In the interest of journalistic integrity, it’s worth noting that Grant has made a lot of terrible movies, too. No one needed to see him do a parody of himself as a commitment-phobic child psychologist in Chris Columbus’ Nine Months, and no one was asking for him to play an unhappily married witness to murder in the exhausting and utterly unfunny Marc Lawrence comedy Did You Hear About the Morgans?
Grant’s recent jailbreak from romantic comedies has been a revelation for movie fans, especially those who never gave him much credit as an actor during his stammering, eye-batting days as a bashful romantic. But when asked to name his favourite movies, he didn’t go for Paddington 2 or Heretic or Florence Foster Jenkins, he went for a lineup that is about as eclectic as it gets.
“Ah, well, The Sound of Music,” he told Letterboxd. “The Zone of Interest – Unbelievable. Maybe Finding Nemo. Oh, it’s just heartbreaking. Probably Blue from [Krzysztof] Kieślowski’s [Three Colors] trilogy.”
This wasn’t the first time Grant spoke of his love for The Sound of Music. In fact, he’s expressed unabashed adoration for it countless times over the years, telling GQ in 2023 that it is, without question, his favourite movie of all time. “It’s impeccable, the film is impeccable,” he said. “And there’s not a single moment that I don’t love.”

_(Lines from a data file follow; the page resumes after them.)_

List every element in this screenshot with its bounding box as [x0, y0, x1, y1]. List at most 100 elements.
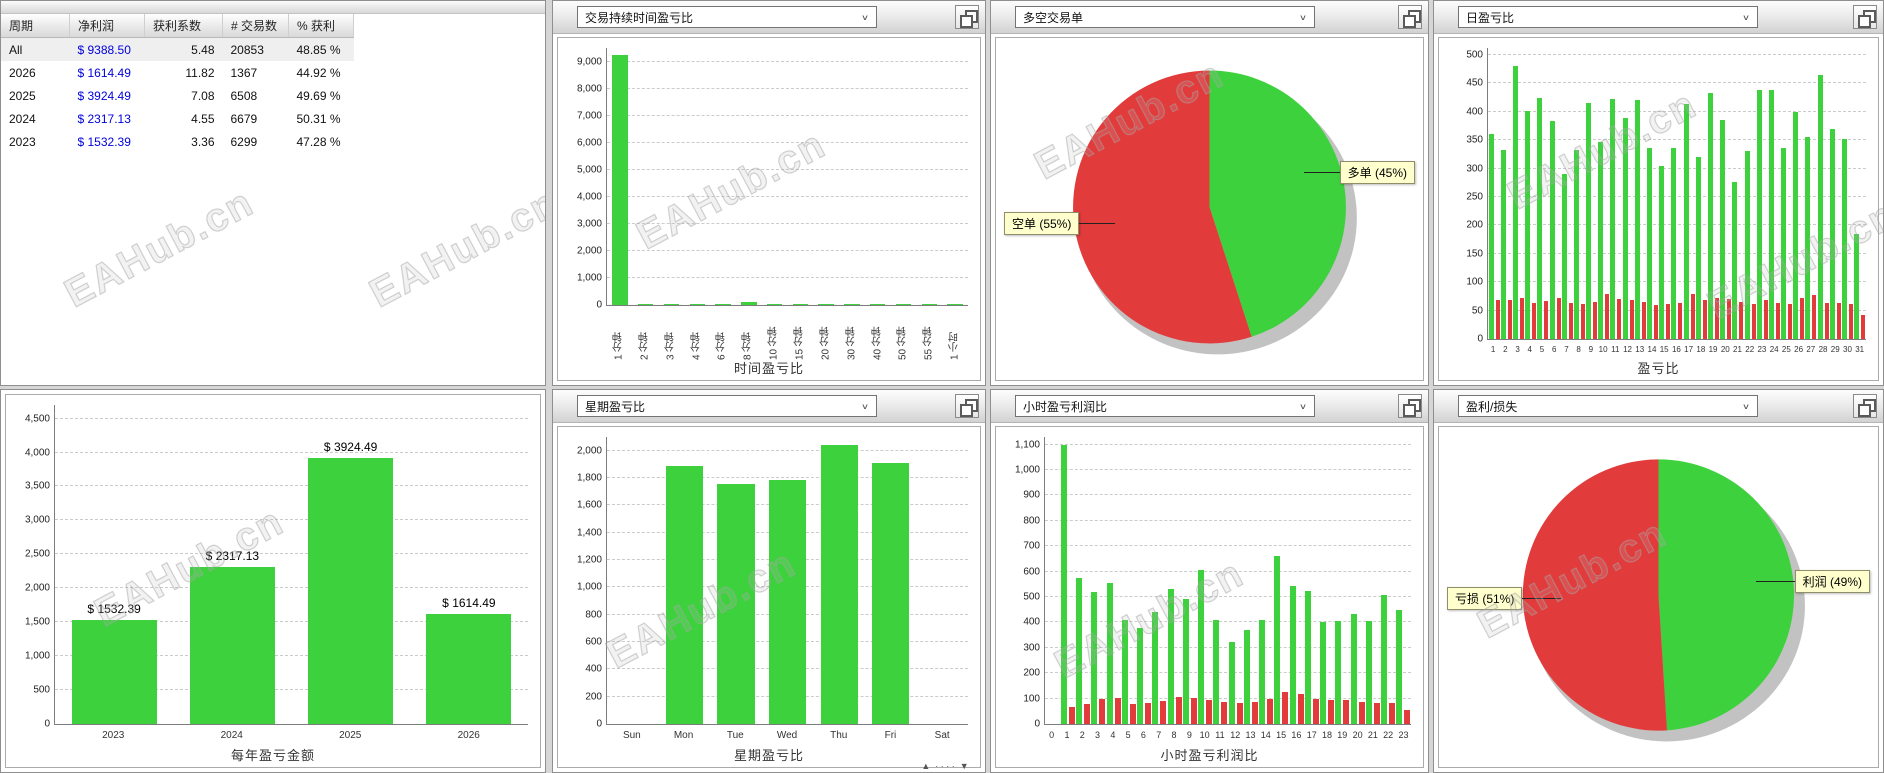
column-header[interactable]: # 交易数 [222, 14, 289, 38]
bar [1829, 128, 1835, 339]
bar-slot [1829, 48, 1841, 339]
x-axis-label: 1 小时 [949, 331, 961, 360]
bar-slot [1076, 437, 1091, 724]
y-axis-tick: 1,000 [24, 650, 50, 662]
bar [869, 304, 886, 305]
x-axis-label: 19 [1337, 730, 1348, 740]
chart-title: 每年盈亏金额 [230, 748, 315, 763]
gridline [55, 417, 528, 419]
bar [1707, 93, 1713, 339]
column-header[interactable]: % 获利 [288, 14, 354, 38]
y-axis-tick: 1,100 [1014, 439, 1040, 451]
pie-slice[interactable] [1209, 70, 1346, 337]
y-axis-tick: 0 [596, 718, 602, 730]
gridline [55, 689, 528, 691]
y-axis-tick: 100 [1023, 693, 1040, 705]
bar-slot [1646, 48, 1659, 339]
gridline [1488, 53, 1866, 55]
pie-label: 多单 (45%) [1339, 161, 1415, 185]
table-row[interactable]: 2026 $ 1614.49 11.82 1367 44.92 % [1, 61, 354, 84]
popout-button[interactable] [955, 5, 979, 29]
pie-callout: 利润 (49%) [1755, 569, 1870, 593]
scroll-up-button[interactable]: ▲ [921, 761, 931, 771]
chart-type-dropdown[interactable]: 日盈亏比 ∨ [1458, 6, 1758, 28]
bar-slot [1586, 48, 1598, 339]
pie-slice[interactable] [1658, 459, 1795, 731]
bar-value-label: $ 3924.49 [323, 439, 378, 454]
chart-type-dropdown[interactable]: 多空交易单 ∨ [1015, 6, 1315, 28]
x-axis-label: 31 [1855, 345, 1865, 354]
pie-chart [1522, 459, 1805, 742]
gridline [55, 587, 528, 589]
scroll-down-button[interactable]: ▼ [959, 761, 969, 771]
y-axis-tick: 1,000 [1014, 464, 1040, 476]
bar [844, 304, 860, 305]
y-axis-tick: 500 [1023, 591, 1040, 603]
chart-type-dropdown[interactable]: 盈利/损失 ∨ [1458, 395, 1758, 417]
x-axis-label: Sat [934, 730, 950, 741]
bar-slot [736, 48, 762, 305]
bar [1568, 303, 1573, 339]
bar [1573, 149, 1579, 339]
bar-slot [1365, 437, 1380, 724]
bar [1781, 148, 1787, 339]
profit-loss-pie-chart: 利润 (49%) 亏损 (51%) EAHub.cn [1438, 426, 1879, 768]
bar [1190, 697, 1197, 724]
pie-label: 空单 (55%) [1004, 212, 1080, 236]
chart-type-dropdown[interactable]: 小时盈亏利润比 ∨ [1015, 395, 1315, 417]
popout-button[interactable] [955, 394, 979, 418]
bar-slot [659, 48, 685, 305]
table-cell: $ 9388.50 [77, 42, 131, 57]
pie-slice[interactable] [1522, 459, 1668, 731]
bar [1849, 304, 1854, 339]
column-header[interactable]: 净利润 [69, 14, 145, 38]
popout-icon [1403, 15, 1416, 28]
gridline [1045, 469, 1411, 471]
pie-slice[interactable] [1073, 70, 1252, 344]
bar-slot [1152, 437, 1167, 724]
popout-button[interactable] [1398, 5, 1422, 29]
bar-slot [1720, 48, 1732, 339]
bar-slot [1841, 48, 1854, 339]
popout-button[interactable] [1853, 394, 1877, 418]
panel-time-pl: 交易持续时间盈亏比 ∨ EAHub.cn 0 1,000 2,000 3,000 4,0… [552, 0, 986, 386]
popout-button[interactable] [1853, 5, 1877, 29]
x-axis-label: 12 [1623, 345, 1632, 354]
gridline [55, 451, 528, 453]
bar [1507, 300, 1512, 339]
bar-slot: $ 1614.49 [410, 405, 528, 724]
chart-type-dropdown[interactable]: 星期盈亏比 ∨ [577, 395, 877, 417]
bar [1259, 620, 1266, 724]
table-cell: $ 1614.49 [77, 65, 131, 80]
table-row[interactable]: 2023 $ 1532.39 3.36 6299 47.28 % [1, 130, 354, 153]
x-axis-label: 2 [1079, 730, 1085, 740]
bar-slot [1289, 437, 1304, 724]
y-axis-tick: 300 [1466, 163, 1483, 174]
gridline [1045, 697, 1411, 699]
y-axis-tick: 3,000 [576, 218, 602, 230]
bar-slot [839, 48, 865, 305]
x-axis-label: Wed [776, 730, 798, 741]
chevron-down-icon: ∨ [860, 402, 869, 411]
table-row[interactable]: 2024 $ 2317.13 4.55 6679 50.31 % [1, 107, 354, 130]
popout-button[interactable] [1398, 394, 1422, 418]
column-header[interactable]: 周期 [1, 14, 70, 38]
x-axis-label: 8 分钟 [742, 331, 754, 360]
bar-slot [1137, 437, 1152, 724]
bar-slot [942, 48, 968, 305]
x-axis-label: 11 [1215, 730, 1225, 740]
pie-callout: 多单 (45%) [1303, 161, 1415, 185]
bar-slot [1793, 48, 1805, 339]
bar [1683, 104, 1689, 339]
bar-slot [1381, 437, 1396, 724]
table-row[interactable]: All $ 9388.50 5.48 20853 48.85 % [1, 37, 354, 61]
bar [1076, 577, 1083, 724]
bar [1580, 303, 1585, 339]
x-axis-label: 20 分钟 [820, 326, 832, 360]
column-header[interactable]: 获利系数 [144, 14, 223, 38]
bar [1641, 302, 1646, 339]
chart-type-dropdown[interactable]: 交易持续时间盈亏比 ∨ [577, 6, 877, 28]
table-row[interactable]: 2025 $ 3924.49 7.08 6508 49.69 % [1, 84, 354, 107]
bar [820, 444, 858, 724]
x-axis-label: 4 [1110, 730, 1116, 740]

His list may be the first time that Finding Nemo and The Zone of Interest have ever appeared in the same paragraph, but the emotional heft of the animated Pixar classic will never lose its weight and The Zone of Interest is an Oscar-winning triumph that might have been in Grant’s mind since it had been so recently released.

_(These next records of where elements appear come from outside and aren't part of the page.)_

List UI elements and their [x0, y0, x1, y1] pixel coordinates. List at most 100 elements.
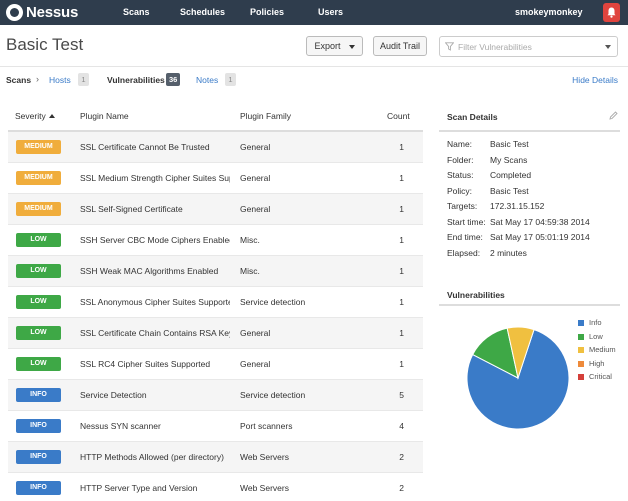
detail-key: End time: [447, 232, 483, 242]
chevron-down-icon [348, 44, 355, 49]
legend-swatch [578, 374, 584, 380]
detail-value: Completed [490, 170, 532, 180]
table-row[interactable]: LOW SSH Weak MAC Algorithms Enabled Misc. 1 [8, 256, 423, 287]
detail-value: Basic Test [490, 185, 529, 196]
filter-box[interactable] [439, 36, 618, 57]
detail-value: Sat May 17 05:01:19 2014 [490, 232, 590, 242]
table-row[interactable]: INFO Service Detection Service detection 5 [8, 380, 423, 411]
chevron-down-icon[interactable] [605, 45, 611, 49]
severity-badge: INFO [16, 450, 61, 464]
filter-icon [445, 42, 454, 51]
detail-key: Status: [447, 170, 474, 180]
plugin-family: Misc. [240, 266, 260, 276]
plugin-family: General [240, 142, 271, 152]
pie-slice-medium [506, 326, 535, 380]
table-row[interactable]: LOW SSL Anonymous Cipher Suites Supported… [8, 287, 423, 318]
notifications-button[interactable] [603, 3, 620, 22]
plugin-count: 1 [399, 297, 404, 307]
audit-trail-button[interactable]: Audit Trail [373, 36, 427, 56]
plugin-name: SSL Medium Strength Cipher Suites Sup... [80, 173, 230, 183]
scan-details-fields: Name: Basic Test Folder: My Scans Status: Com… [439, 132, 620, 263]
severity-badge: MEDIUM [16, 171, 61, 185]
vulnerabilities-count-badge: 36 [166, 73, 181, 86]
table-row[interactable]: MEDIUM SSL Certificate Cannot Be Trusted G… [8, 132, 423, 163]
plugin-count: 1 [399, 266, 404, 276]
detail-key: Start time: [447, 216, 486, 227]
severity-badge: INFO [16, 419, 61, 433]
plugin-name: SSH Server CBC Mode Ciphers Enabled [80, 235, 230, 245]
detail-row: Start time: Sat May 17 04:59:38 2014 [439, 217, 620, 233]
nav-scans[interactable]: Scans [123, 7, 150, 17]
plugin-family: Service detection [240, 390, 306, 400]
severity-badge: MEDIUM [16, 202, 61, 216]
table-header: Severity Plugin Name Plugin Family Count [8, 102, 423, 132]
table-row[interactable]: MEDIUM SSL Medium Strength Cipher Suites … [8, 163, 423, 194]
severity-badge: LOW [16, 264, 61, 278]
detail-row: Name: Basic Test [439, 139, 620, 155]
title-bar: Basic Test Export Audit Trail [0, 25, 628, 67]
brand-name: Nessus [26, 4, 79, 21]
table-row[interactable]: INFO Nessus SYN scanner Port scanners 4 [8, 411, 423, 442]
detail-value: 172.31.15.152 [490, 201, 545, 211]
top-nav: Nessus Scans Schedules Policies Users sm… [0, 0, 628, 25]
export-button[interactable]: Export [306, 36, 363, 56]
divider [439, 304, 620, 306]
nav-users[interactable]: Users [318, 7, 344, 17]
nav-policies[interactable]: Policies [250, 7, 285, 17]
plugin-count: 4 [399, 421, 404, 431]
table-body: MEDIUM SSL Certificate Cannot Be Trusted G… [8, 132, 423, 501]
column-count[interactable]: Count [387, 111, 410, 121]
column-plugin-name[interactable]: Plugin Name [80, 111, 129, 121]
column-severity[interactable]: Severity [15, 111, 55, 121]
legend-label: High [589, 358, 605, 368]
severity-badge: INFO [16, 388, 61, 402]
detail-key: Name: [447, 139, 473, 149]
sort-ascending-icon [48, 114, 55, 118]
table-row[interactable]: INFO HTTP Server Type and Version Web Serv… [8, 473, 423, 501]
tab-hosts[interactable]: Hosts [49, 75, 71, 85]
audit-trail-label: Audit Trail [379, 41, 421, 51]
table-row[interactable]: MEDIUM SSL Self-Signed Certificate General… [8, 194, 423, 225]
severity-badge: LOW [16, 357, 61, 371]
table-row[interactable]: LOW SSL RC4 Cipher Suites Supported Genera… [8, 349, 423, 380]
tab-notes[interactable]: Notes [196, 75, 219, 85]
breadcrumb-scans[interactable]: Scans [6, 75, 32, 85]
detail-row: Targets: 172.31.15.152 [439, 201, 620, 217]
detail-key: Targets: [447, 201, 478, 211]
export-label: Export [314, 41, 341, 51]
table-row[interactable]: INFO HTTP Methods Allowed (per directory)… [8, 442, 423, 473]
detail-key: Policy: [447, 185, 473, 196]
vulnerabilities-chart-title: Vulnerabilities [447, 290, 505, 300]
page-title: Basic Test [6, 35, 84, 54]
detail-row: Policy: Basic Test [439, 186, 620, 202]
plugin-count: 1 [399, 328, 404, 338]
user-menu[interactable]: smokeymonkey [515, 7, 583, 17]
tab-vulnerabilities[interactable]: Vulnerabilities [107, 75, 165, 85]
legend-label: Low [589, 331, 603, 341]
legend-label: Medium [589, 345, 616, 354]
filter-input[interactable] [458, 37, 598, 56]
severity-badge: MEDIUM [16, 140, 61, 154]
plugin-family: Misc. [240, 235, 260, 245]
column-plugin-family[interactable]: Plugin Family [240, 111, 292, 121]
detail-value: 2 minutes [490, 247, 527, 258]
plugin-name: SSL RC4 Cipher Suites Supported [80, 359, 211, 369]
plugin-count: 1 [399, 235, 404, 245]
plugin-family: Web Servers [240, 483, 289, 493]
nav-schedules[interactable]: Schedules [180, 7, 226, 17]
severity-badge: LOW [16, 295, 61, 309]
plugin-count: 2 [399, 483, 404, 493]
detail-key: Folder: [447, 154, 474, 165]
pencil-icon[interactable] [609, 111, 618, 120]
table-row[interactable]: LOW SSL Certificate Chain Contains RSA Ke… [8, 318, 423, 349]
plugin-name: SSL Self-Signed Certificate [80, 204, 183, 214]
nessus-logo-icon [6, 4, 23, 21]
severity-badge: INFO [16, 481, 61, 495]
plugin-family: General [240, 328, 271, 338]
legend-swatch [578, 333, 584, 340]
table-row[interactable]: LOW SSH Server CBC Mode Ciphers Enabled Mi… [8, 225, 423, 256]
plugin-name: Nessus SYN scanner [80, 421, 161, 431]
plugin-name: SSH Weak MAC Algorithms Enabled [80, 266, 219, 276]
nessus-logo[interactable]: Nessus [6, 4, 78, 21]
hide-details-link[interactable]: Hide Details [572, 75, 618, 85]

As for 1993’s Three Colors: Blue, it is the first instalment of Kieślowski’s trilogy, followed by Three Colors: White in 1994 and Three Colors: Red in 1995. Based on the colours of the French flag, each film loosely explores one part of the country’s motto, “liberty, equality, fraternity”. Blue stars Juliette Binoche as a woman who isolates herself following the death of her husband and daughter. It won the Golden Lion at the Venice Film Festival and Binoche picked up multiple accolades, including the Volpi Cup for ‘Best Actress’ at Venice, the Cesár Award for ‘Best Actress’, and a nomination for a Golden Globe.
Grant is a self-proclaimed superfan of the director, and remembered a moment he ran into him at an awards ceremony. “I was so starstruck,” he recounted, “I couldn’t think of anything to say… except ‘What are you up to?’” Not surprisingly, given this exchange, the two have never worked together.